In 1908, the Baku Armenian Cultural Union published a detailed map of the distribution of Armenian population throughout the Caucasus region of the Russian empire. The map was likely substantially based on the Russian imperial census data from 1897. The outline of the most densely Armenian parts (shown in darker hues) roughly follows the future borders of the Soviet Armenian Republic and the Nagorno Karabakh Autonomous Oblast, established about 15 years later, with a few exceptions.

Thus, the highest Armenian concentrations shown on the map are around Aleksandropol (present-day Gyumri) and Nor Bayazet (Gavar), each at over 80 percent of the total population, as well as Akhalkalaki with about 75 percent and the mountainous portion of Karabakh’s Shushi uezd, where the Armenian population made up between 75 and 86 percent. Armenians also made up a majority of the northern portion of Aresh uezd, in what is now Agdash and Gabala districts in north-central Azerbaijan (also seen in this 1880 map).

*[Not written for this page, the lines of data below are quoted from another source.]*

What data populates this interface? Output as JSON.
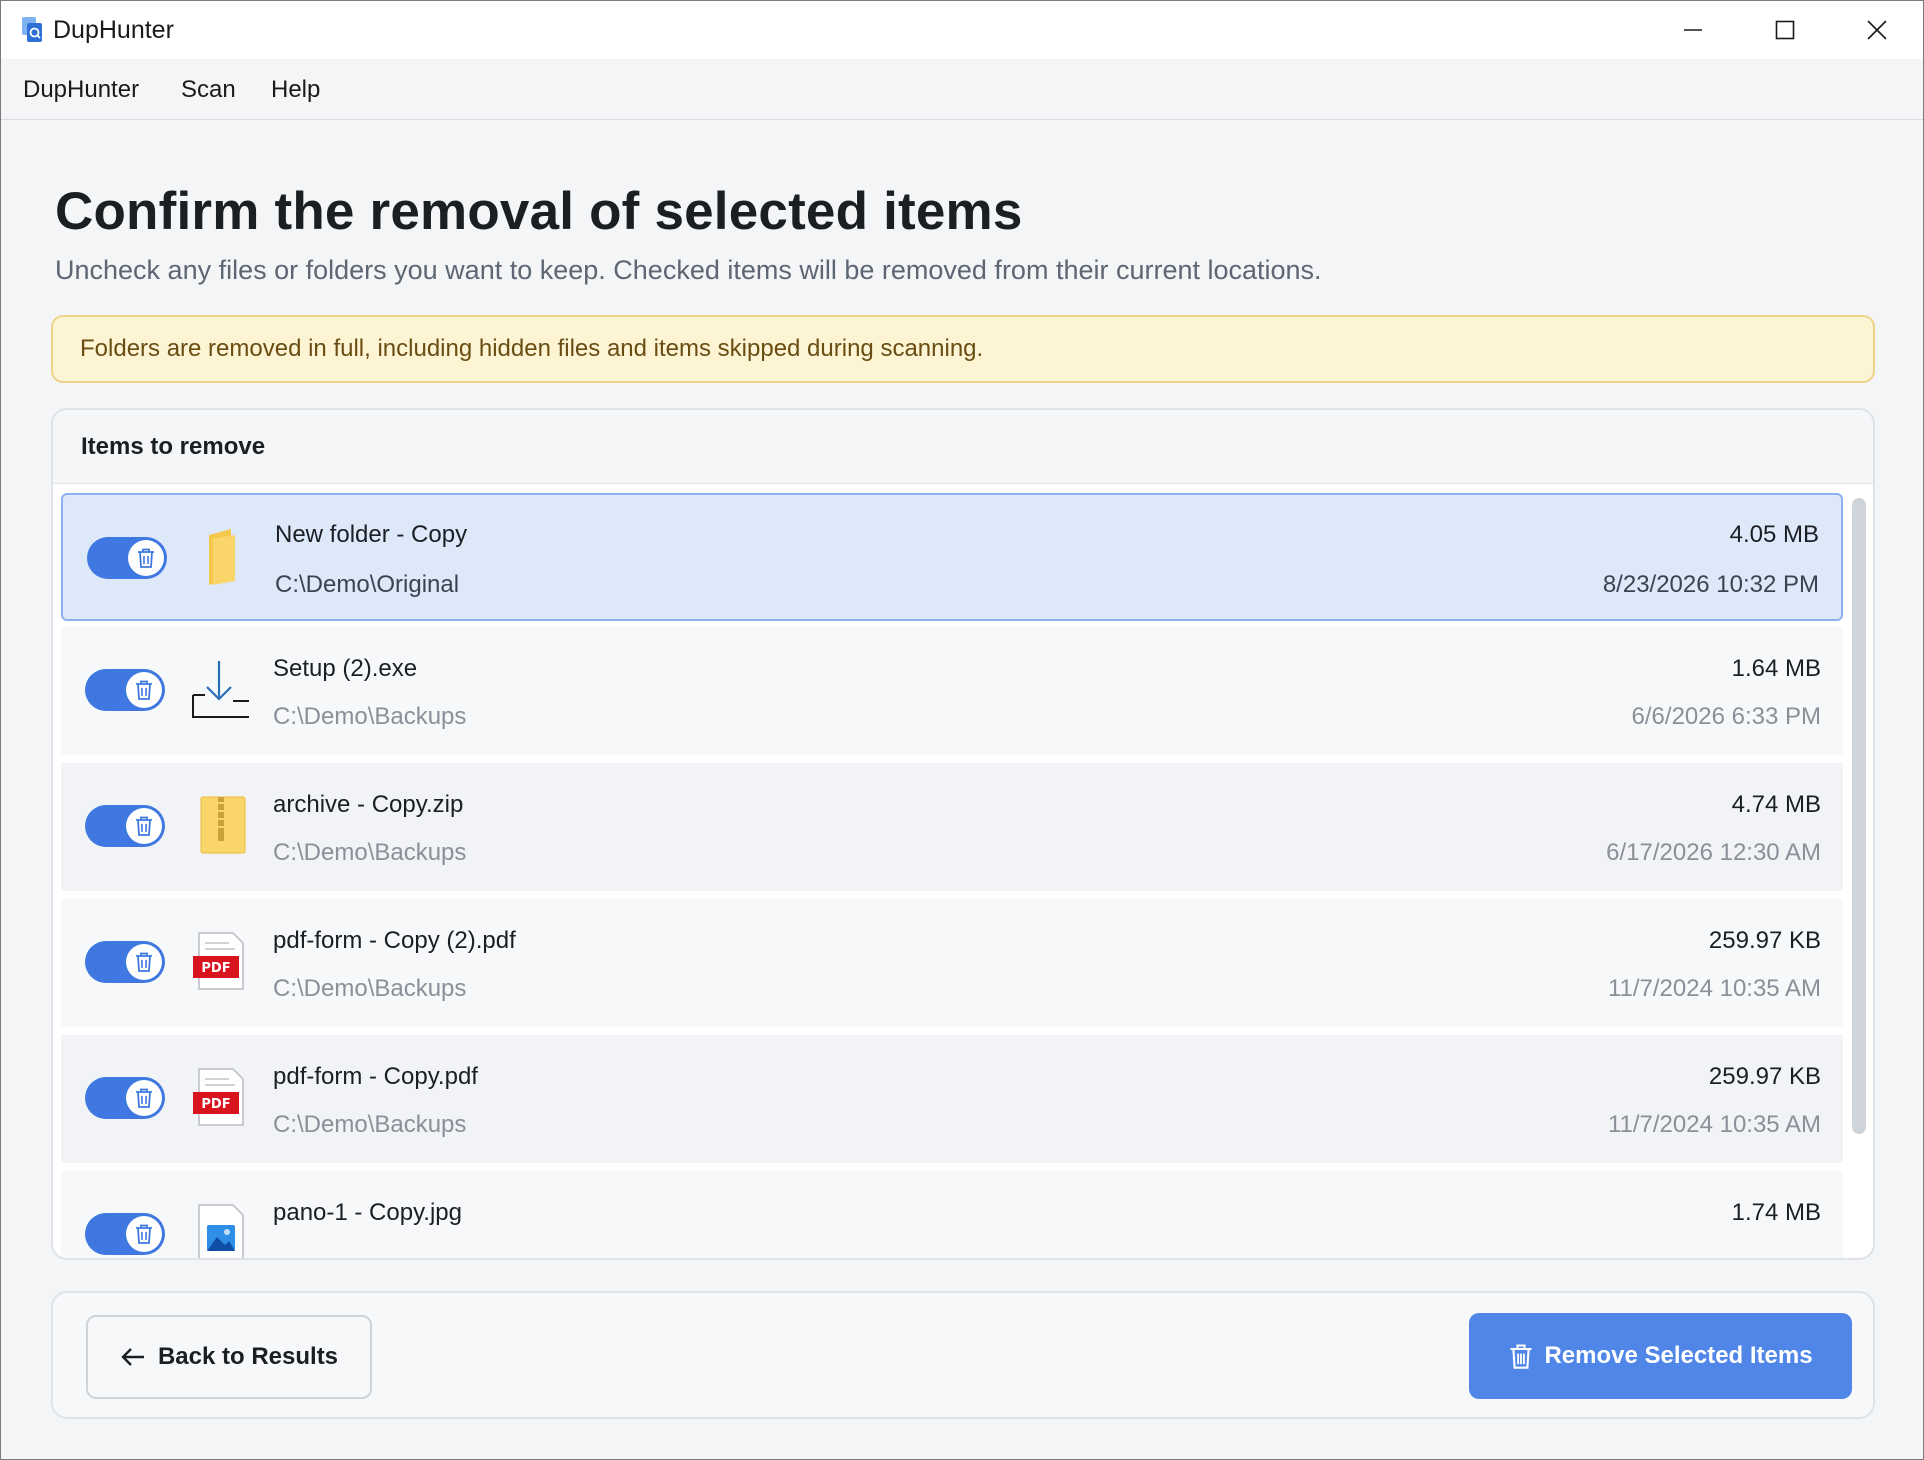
{
  "app": {
    "title": "DupHunter"
  },
  "menu": {
    "items": [
      "DupHunter",
      "Scan",
      "Help"
    ]
  },
  "header": {
    "title": "Confirm the removal of selected items",
    "subtitle": "Uncheck any files or folders you want to keep. Checked items will be removed from their current locations."
  },
  "warning": {
    "text": "Folders are removed in full, including hidden files and items skipped during scanning."
  },
  "panel": {
    "title": "Items to remove"
  },
  "items": [
    {
      "name": "New folder - Copy",
      "path": "C:\\Demo\\Original",
      "size": "4.05 MB",
      "date": "8/23/2026 10:32 PM",
      "icon": "folder-icon",
      "checked": true
    },
    {
      "name": "Setup (2).exe",
      "path": "C:\\Demo\\Backups",
      "size": "1.64 MB",
      "date": "6/6/2026 6:33 PM",
      "icon": "installer-icon",
      "checked": true
    },
    {
      "name": "archive - Copy.zip",
      "path": "C:\\Demo\\Backups",
      "size": "4.74 MB",
      "date": "6/17/2026 12:30 AM",
      "icon": "zip-folder-icon",
      "checked": true
    },
    {
      "name": "pdf-form - Copy (2).pdf",
      "path": "C:\\Demo\\Backups",
      "size": "259.97 KB",
      "date": "11/7/2024 10:35 AM",
      "icon": "pdf-icon",
      "checked": true
    },
    {
      "name": "pdf-form - Copy.pdf",
      "path": "C:\\Demo\\Backups",
      "size": "259.97 KB",
      "date": "11/7/2024 10:35 AM",
      "icon": "pdf-icon",
      "checked": true
    },
    {
      "name": "pano-1 - Copy.jpg",
      "path": "",
      "size": "1.74 MB",
      "date": "",
      "icon": "image-icon",
      "checked": true
    }
  ],
  "footer": {
    "back_label": "Back to Results",
    "remove_label": "Remove Selected Items"
  },
  "colors": {
    "accent": "#4f86e8",
    "toggle_on": "#3f78e0",
    "warning_bg": "#fdf4d4",
    "selected_row": "#dde8f9"
  }
}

A large non-Armenian enclave is visible immediately south of Erivan (Yerevan) in what later became the Masis and Vedi districts, then known as Ulukhanlu and Vedibasar. Also, with the exception of Sisian area (58 percent), Armenians were not a majority in most of Zangezur. By contrast the area around the town of Nakhichevan was over 50 percent Armenian. Between 1918-20 a substantial “population exchange” occurred between Nakhichevan and Zangezur, solidifying Azerbaijani and Armenian control in those respective areas.

In the North Caucasus portion of the map, Armenian enclaves can be seen in Edissia in present-day Stavropol and Kizlyar and Karabagli in Dagestan; those communities were founded in the 18th century, primarily by Karabakh Armenians.